WILLIAM Matthew Flinders Petrie was born in London in 1853, and was greatly influenced by his maternal grandfather Mathew Flinders who not only carried out the official survey of the Australian coastline but became a leading expert on ancient Egypt.

His father William was a member of the Plymouth Brethren and strongly influenced his son's beliefs as well as teaching the boy rudimentary surveying.

The story is told that while on a family visit to the excavation of the Brading Roman Villa on the Isle of Wight, eight-year-old Petrie was appalled at the haphazard digging and exclaimed that the land should be dug out inch by inch to reveal its contents – the foundation of his scientific approach to archaeology.

HOW GOOD AN ARCHEOLOGIST WAS HE?

INSPIRED and beyond genius. Petrie was the first archaeologist to visit Egypt and make a thoroughly scientific survey of the Pyramids. It made his name at a time when the Victorians were fascinated by ancient Egypt, and he became the first professor of Egyptology at University College, London.

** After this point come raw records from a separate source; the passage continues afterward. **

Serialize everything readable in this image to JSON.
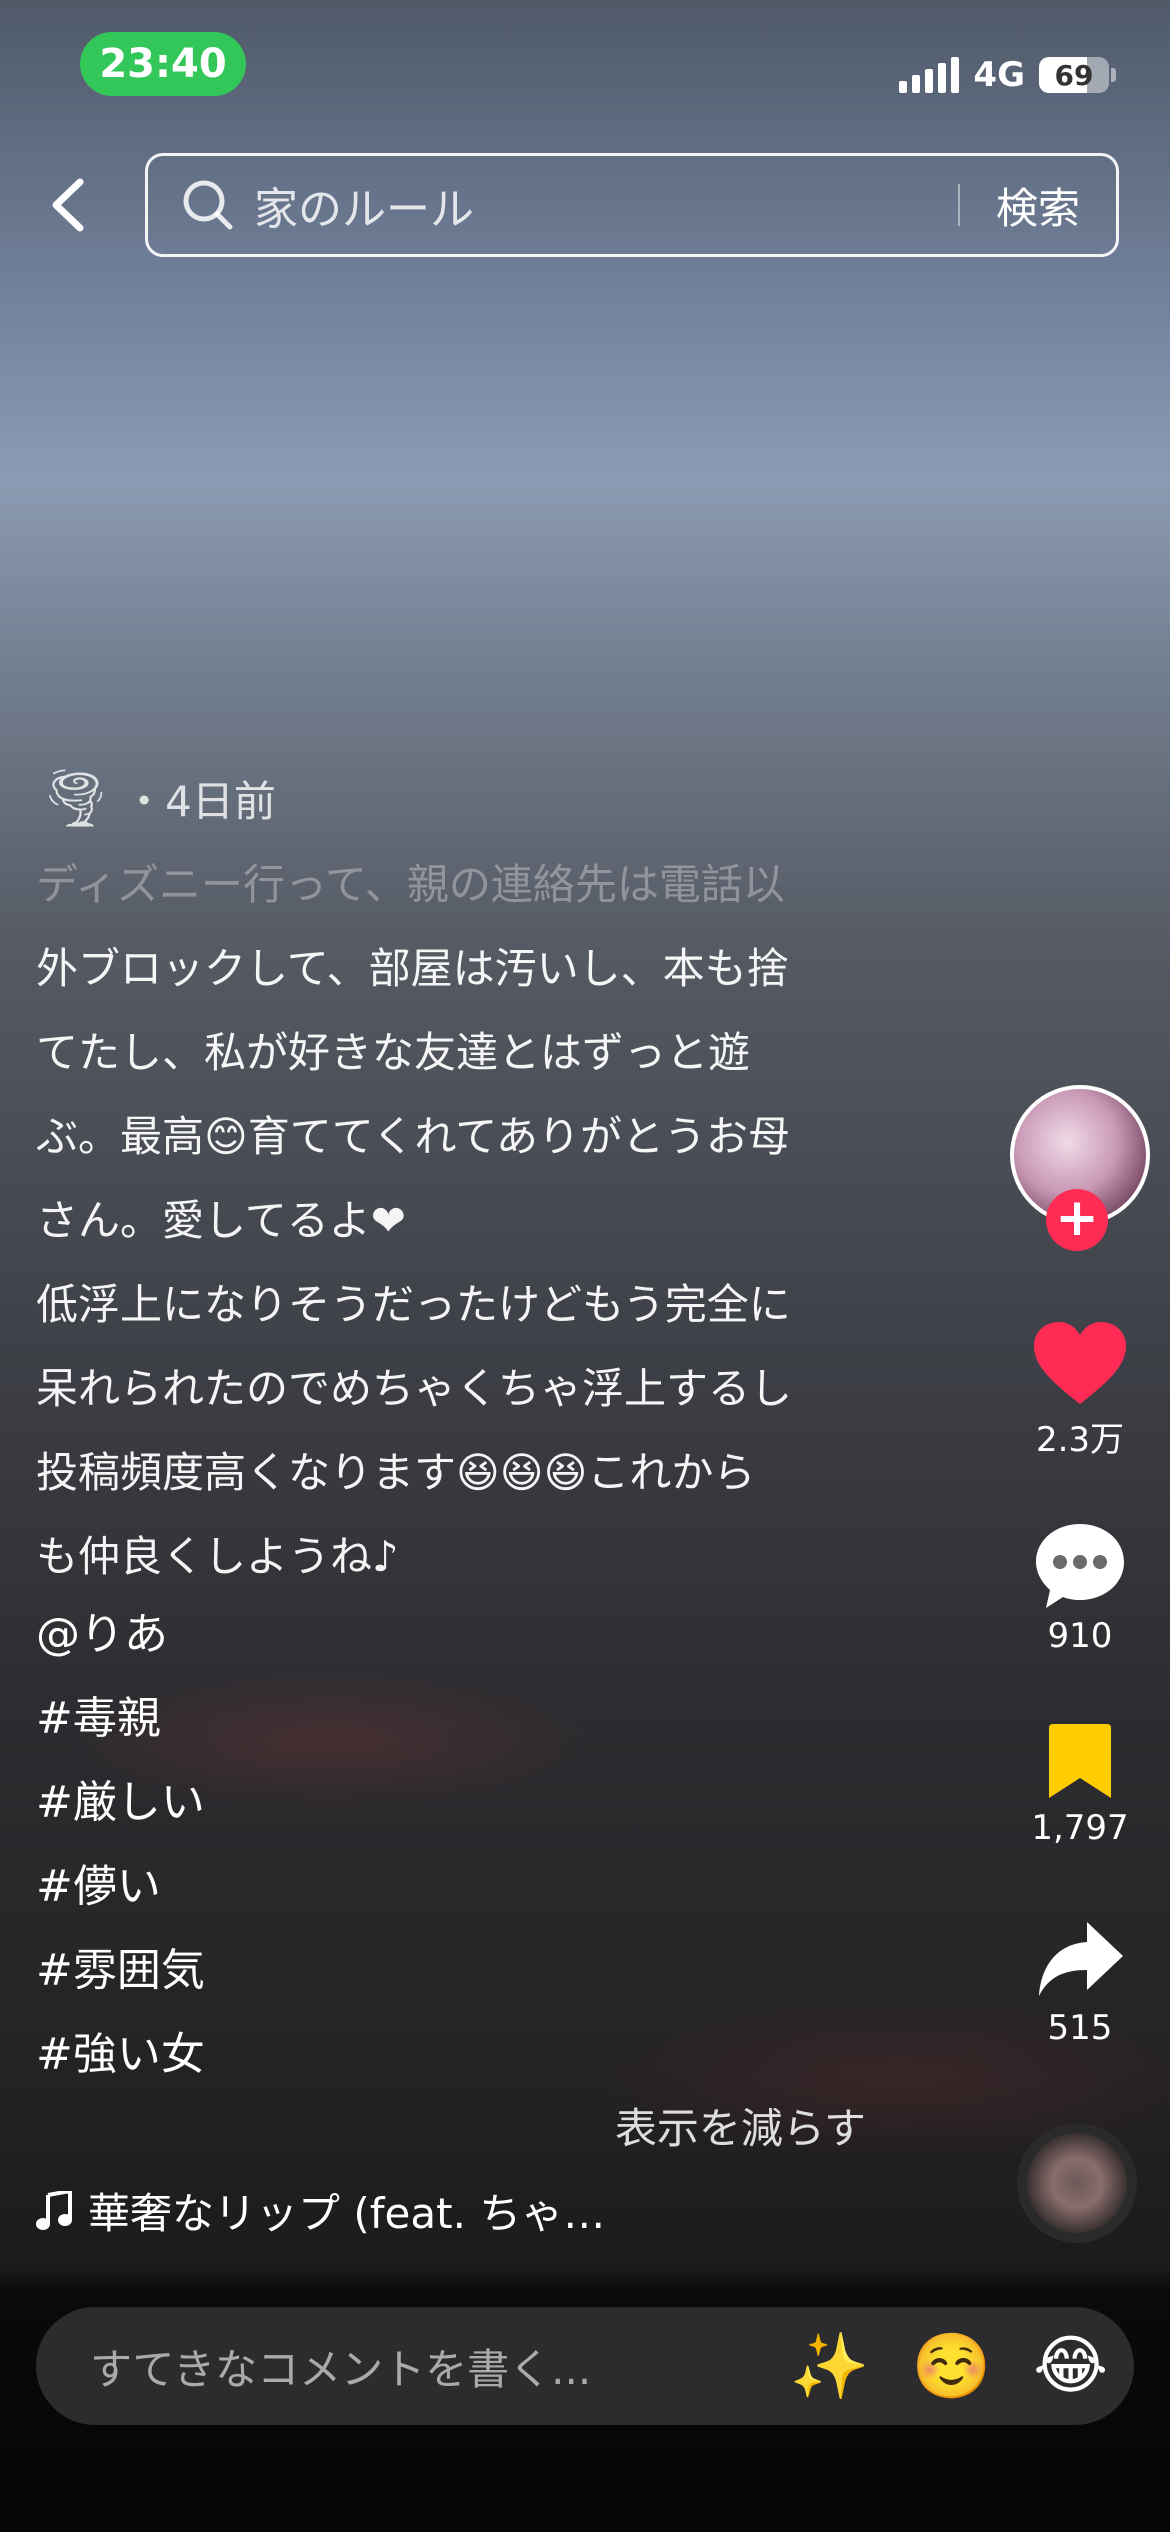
{
  "status": {
    "time": "23:40",
    "network": "4G",
    "battery": "69",
    "battery_level": 0.69
  },
  "search": {
    "query": "家のルール",
    "button": "検索"
  },
  "post": {
    "posted": "・4日前",
    "caption_lines": [
      "ディズニー行って、親の連絡先は電話以",
      "外ブロックして、部屋は汚いし、本も捨",
      "てたし、私が好きな友達とはずっと遊",
      "ぶ。最高😊育ててくれてありがとうお母",
      "さん。愛してるよ❤",
      "低浮上になりそうだったけどもう完全に",
      "呆れられたのでめちゃくちゃ浮上するし",
      "投稿頻度高くなります😆😆😆これから",
      "も仲良くしようね♪"
    ],
    "mention": "@りあ",
    "hashtags": [
      "#毒親",
      "#厳しい",
      "#儚い",
      "#雰囲気",
      "#強い女"
    ],
    "show_less": "表示を減らす",
    "music": "華奢なリップ (feat. ちゃ…"
  },
  "actions": {
    "likes": "2.3万",
    "comments": "910",
    "saves": "1,797",
    "shares": "515"
  },
  "comment_bar": {
    "placeholder": "すてきなコメントを書く...",
    "emojis": [
      "✨",
      "☺️",
      "😂"
    ]
  },
  "colors": {
    "like": "#fe2c55",
    "save": "#ffcc00",
    "status_time_bg": "#33c759"
  }
}
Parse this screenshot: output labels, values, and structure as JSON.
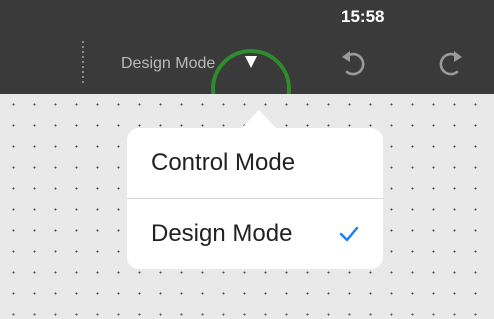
{
  "status_bar": {
    "time": "15:58"
  },
  "toolbar": {
    "mode_label": "Design Mode",
    "icons": {
      "dropdown": "dropdown-arrow-icon",
      "undo": "undo-icon",
      "redo": "redo-icon"
    }
  },
  "popover": {
    "items": [
      {
        "label": "Control Mode",
        "selected": false
      },
      {
        "label": "Design Mode",
        "selected": true
      }
    ],
    "check_color": "#1e7cf2"
  },
  "colors": {
    "toolbar_bg": "#3a3a3a",
    "highlight": "#2e8b2e",
    "canvas_bg": "#e9e9e9"
  }
}
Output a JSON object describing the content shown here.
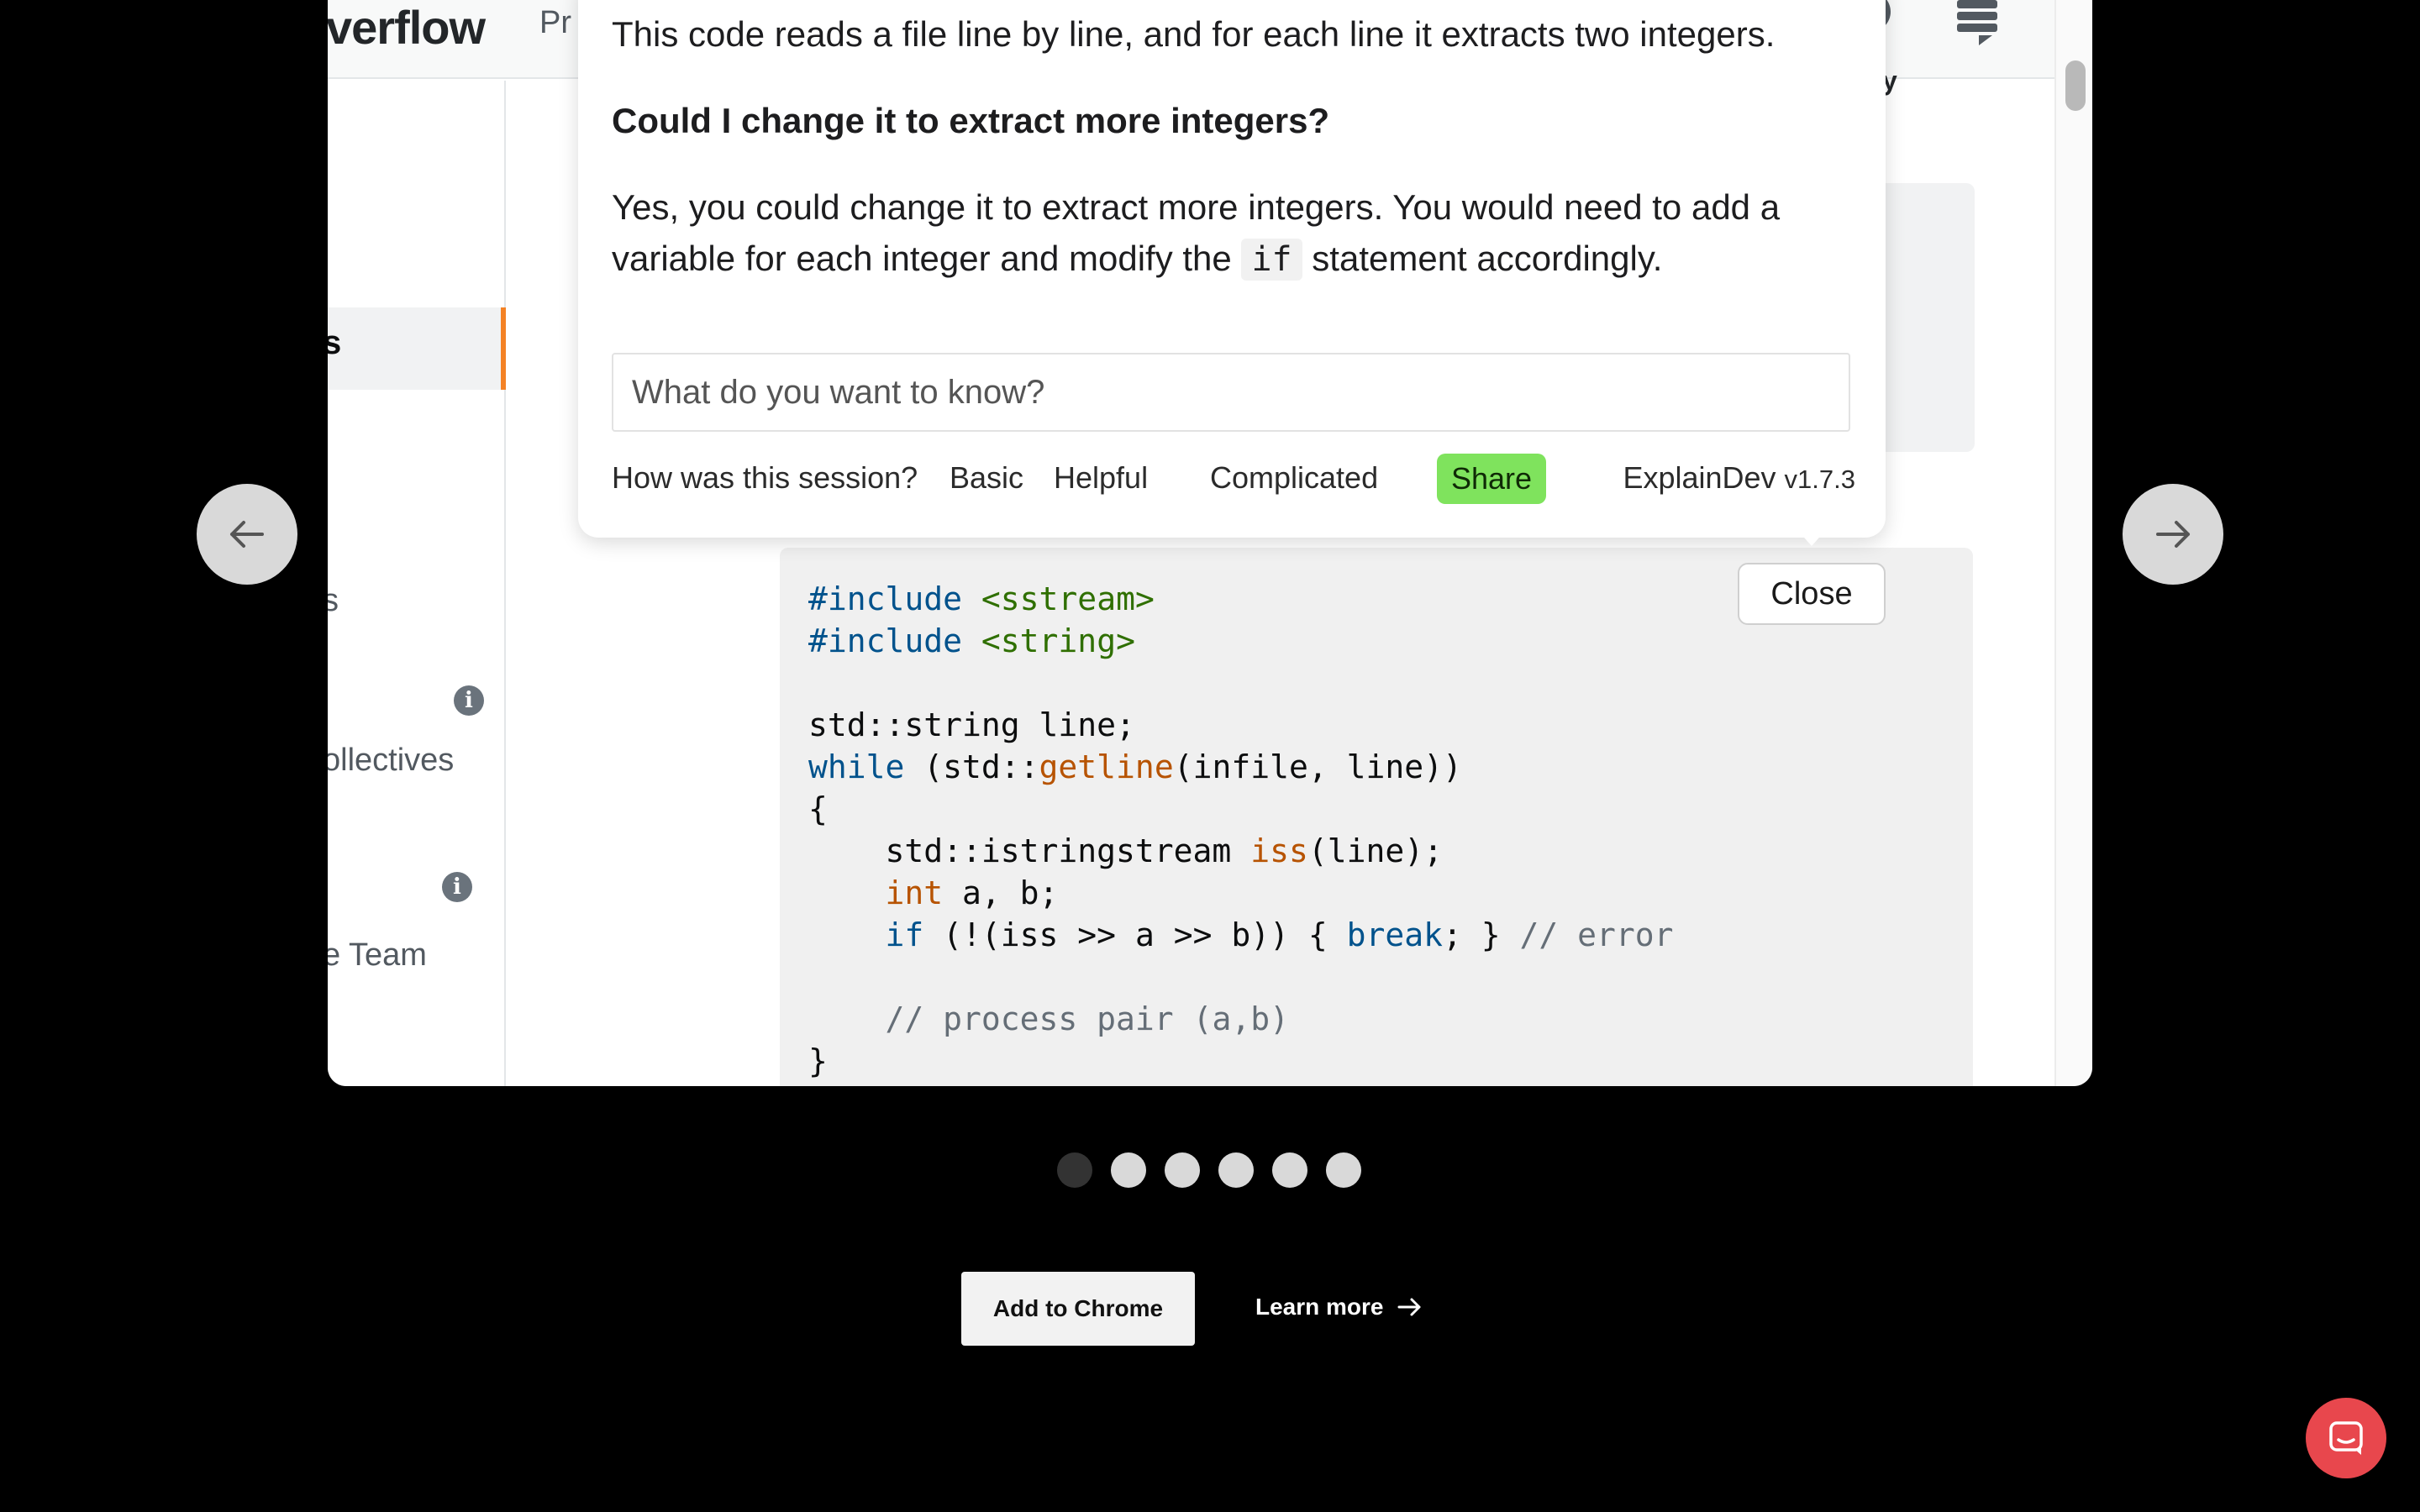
{
  "so_page": {
    "logo_text": "verflow",
    "products_label": "Pr",
    "topright_text": "y",
    "sidebar": {
      "active_item": "s",
      "items": [
        "s",
        "ollectives",
        "e Team"
      ]
    }
  },
  "popup": {
    "intro": "This code reads a file line by line, and for each line it extracts two integers.",
    "question": "Could I change it to extract more integers?",
    "answer_part1": "Yes, you could change it to extract more integers. You would need to add a",
    "answer_part2_pre": "variable for each integer and modify the",
    "answer_code": "if",
    "answer_part2_post": "statement accordingly.",
    "input_placeholder": "What do you want to know?",
    "feedback": {
      "label": "How was this session?",
      "options": [
        "Basic",
        "Helpful",
        "Complicated"
      ],
      "share_label": "Share"
    },
    "brand_name": "ExplainDev",
    "brand_version": "v1.7.3"
  },
  "close_label": "Close",
  "code": {
    "include1_kw": "#include",
    "include1_str": "<sstream>",
    "include2_kw": "#include",
    "include2_str": "<string>",
    "line_decl": "std::string line;",
    "while_kw": "while",
    "while_pre": " (std::",
    "while_fn": "getline",
    "while_post": "(infile, line))",
    "open_brace": "{",
    "iss_pre": "    std::istringstream ",
    "iss_fn": "iss",
    "iss_post": "(line);",
    "int_kw": "int",
    "int_post": " a, b;",
    "if_kw": "if",
    "if_mid": " (!(iss >> a >> b)) { ",
    "break_kw": "break",
    "if_post": "; } ",
    "if_comment": "// error",
    "process_comment": "// process pair (a,b)",
    "close_brace": "}"
  },
  "carousel": {
    "dot_count": 6,
    "active_dot": 0
  },
  "cta": {
    "add_label": "Add to Chrome",
    "learn_label": "Learn more"
  },
  "colors": {
    "share_green": "#7fe35d",
    "chat_red": "#e8474d",
    "so_orange": "#f48225",
    "keyword_blue": "#00528c",
    "string_green": "#2f6f00",
    "function_orange": "#b75301"
  }
}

The Egypt Exploration Fund paid for his archaeological digs – his methodology is still used today – and for his long-standing attempts to preserve as many artefacts, such as mummies, that he could find. He also made countless sketches and photos of inscriptions and materials he feared would be lost, such was the rate of decay and theft in the digging fields of places like Tanis.

In 1890 he extended this approach to what was then Palestine and he was the first archaeologist to excavate a site in what is now Israel, where he would spend most of his later life.

WHAT WAS HIS MOST FAMOUS FIND?

BACK at Merneptah in Egypt in 1896, Flinders Petrie found two stela – upright columns with inscriptions carved into them, which were common in ancient Egypt – on which he deciphered the word "Israel", the first mention of the kingdom in any Egyptian script. He correctly predicted that the Merneptah or Israel Stele would be his most famous find, but he also excavated large areas and eventually left the objects he found to University College, London. He also left his brain to science, but somehow it got lost in wartime London but was later found and is now the property of the Royal College of Surgeons.

WHY DID SUCH A GOOD SCIENTIST SWALLOW EUGENICS?

IT must have seemed sensible to him at the time, and back then there was no such thing as DNA testing, the forensic science which has disproved so many eugenicist theories. His book Racial Photographs would turn most modern stomachs with its crude assertions. However, a whole list of scientists, politicians and cultural figures either dabbled in eugenics or became wholehearted converts to the cause.

They included Hitler, Churchill, Teddy Roosevelt – who made eugenics hugely popular in the USA – HG Wells, George Bernard Shaw, and a very famous Scot, Alexander Graham Bell.